Gastroenterology Coding Alert

YOU ARE THE CODER ~ Injection Therapy With Papillotomy

Question: How should I report an ERCP (endoscopic retrograde cholangiopancreatography) with stent placement and injection therapy for bleed control? The operative report reads that -there was mild oozing at the papillotomy, and this was injected with 2.5 cc of epinephrine to control the oozing. The pancreatic duct was not injected.- This is a post-liver transplant patient with anastomotic bile structure.

Michigan Subscriber

Answer: You should report the ERCP with stent placement with 43268 (Endoscopic retrograde cholangiopancreatography; with endoscopic retrograde insertion of tube or stent into bile or pancreatic duct).

Whether you can separately report the injection therapy for the control of bleeding depends on what caused the bleeding. The bleeding is most likely a result of the papillotomy (a surgical incision made at the papilla of Vater, also referred to as a sphincterotomy) performed by your gastroenterologist.

In that case, you cannot bill separately for the injection therapy because Medicare and most private insurers have a you-break-it-you-fix-it policy. -When a complication described by codes defining complications arises during an operative session, however, it is incorrect to report a separate service for treating such complications,- states the National Correct Coding Policy Manual for Medicare Part B Carriers (also known as the National Correct Coding Initiative [NCCI]).

If the incision did not cause the bleeding, you can bill the injection therapy with EGD with control-of-bleeding code 43255 (Upper gastrointestinal endoscopy including esophagus, stomach, and either the duodenum and/or jejunum as appropriate; with control of bleeding, any method) because you won't find a code for ERCP with control of bleeding. The endoscope used for the injection therapy will follow basically the same route that it would with an EGD.

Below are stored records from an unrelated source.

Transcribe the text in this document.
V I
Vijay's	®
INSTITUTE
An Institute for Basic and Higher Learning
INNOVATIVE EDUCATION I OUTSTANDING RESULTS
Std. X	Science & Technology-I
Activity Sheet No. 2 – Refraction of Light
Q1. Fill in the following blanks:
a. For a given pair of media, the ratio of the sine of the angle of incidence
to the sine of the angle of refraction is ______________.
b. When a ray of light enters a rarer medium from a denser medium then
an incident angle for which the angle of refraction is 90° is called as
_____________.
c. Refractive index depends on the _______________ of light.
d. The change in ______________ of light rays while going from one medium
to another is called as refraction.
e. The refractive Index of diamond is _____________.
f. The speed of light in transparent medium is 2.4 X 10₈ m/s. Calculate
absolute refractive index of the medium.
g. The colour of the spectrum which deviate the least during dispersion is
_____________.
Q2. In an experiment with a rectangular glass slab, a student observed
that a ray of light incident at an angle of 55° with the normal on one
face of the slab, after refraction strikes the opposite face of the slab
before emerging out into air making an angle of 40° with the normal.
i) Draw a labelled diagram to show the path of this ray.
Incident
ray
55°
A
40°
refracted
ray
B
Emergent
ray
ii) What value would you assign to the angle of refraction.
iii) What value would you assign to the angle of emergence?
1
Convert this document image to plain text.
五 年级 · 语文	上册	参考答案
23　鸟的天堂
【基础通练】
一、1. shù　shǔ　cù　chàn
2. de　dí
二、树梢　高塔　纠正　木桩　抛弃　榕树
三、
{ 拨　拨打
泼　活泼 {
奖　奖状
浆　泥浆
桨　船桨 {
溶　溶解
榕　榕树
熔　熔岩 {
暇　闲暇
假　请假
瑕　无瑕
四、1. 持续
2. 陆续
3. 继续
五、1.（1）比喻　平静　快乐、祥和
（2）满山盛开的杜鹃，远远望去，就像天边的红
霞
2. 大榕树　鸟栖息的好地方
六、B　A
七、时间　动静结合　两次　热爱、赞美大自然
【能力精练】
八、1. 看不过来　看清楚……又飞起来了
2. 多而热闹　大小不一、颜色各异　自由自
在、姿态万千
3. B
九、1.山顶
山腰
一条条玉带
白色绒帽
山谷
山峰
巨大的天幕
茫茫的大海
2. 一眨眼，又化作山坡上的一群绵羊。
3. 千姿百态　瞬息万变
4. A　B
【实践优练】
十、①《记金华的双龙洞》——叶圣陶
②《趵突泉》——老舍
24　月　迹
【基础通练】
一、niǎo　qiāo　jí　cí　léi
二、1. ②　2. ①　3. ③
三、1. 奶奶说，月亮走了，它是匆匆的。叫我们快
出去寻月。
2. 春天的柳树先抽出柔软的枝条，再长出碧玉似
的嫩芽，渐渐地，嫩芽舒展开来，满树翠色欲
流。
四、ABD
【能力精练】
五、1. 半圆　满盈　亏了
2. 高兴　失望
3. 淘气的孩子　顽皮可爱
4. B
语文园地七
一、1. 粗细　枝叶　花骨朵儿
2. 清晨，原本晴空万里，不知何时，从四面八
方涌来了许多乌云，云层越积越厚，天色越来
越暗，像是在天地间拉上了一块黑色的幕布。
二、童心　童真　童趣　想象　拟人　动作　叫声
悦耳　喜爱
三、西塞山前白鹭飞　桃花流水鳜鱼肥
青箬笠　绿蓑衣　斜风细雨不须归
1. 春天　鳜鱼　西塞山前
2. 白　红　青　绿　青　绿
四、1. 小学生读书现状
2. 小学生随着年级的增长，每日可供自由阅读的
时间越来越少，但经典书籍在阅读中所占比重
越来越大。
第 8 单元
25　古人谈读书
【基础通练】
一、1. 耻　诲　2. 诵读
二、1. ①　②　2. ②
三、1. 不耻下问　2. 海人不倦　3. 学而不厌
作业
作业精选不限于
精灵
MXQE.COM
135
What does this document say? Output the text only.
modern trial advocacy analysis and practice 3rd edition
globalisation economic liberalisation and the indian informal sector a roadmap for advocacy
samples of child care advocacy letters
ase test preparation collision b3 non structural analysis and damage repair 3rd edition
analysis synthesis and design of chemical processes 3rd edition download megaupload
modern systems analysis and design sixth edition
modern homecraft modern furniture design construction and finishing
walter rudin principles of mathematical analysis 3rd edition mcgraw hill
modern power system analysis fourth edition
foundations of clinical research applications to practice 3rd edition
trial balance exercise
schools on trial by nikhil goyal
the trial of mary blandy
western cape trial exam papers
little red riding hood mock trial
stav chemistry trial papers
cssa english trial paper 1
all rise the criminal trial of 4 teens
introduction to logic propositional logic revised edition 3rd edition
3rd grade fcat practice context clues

NCCI does not bundle 43255 with 43268, but you may want to attach either modifier 51 (Multiple procedures) or 59 (Distinct procedural service) (depending on your payer requirements) to the control-of-bleeding code to indicate that it is a separate and distinct procedure.

If the gastroenterologist performed the papillotomy (sphincterotomy) during this same session, you can bill that service separately with 43262 (Endoscopic retrograde cholangiopancreatography; with sphincterotomy/papillotomy).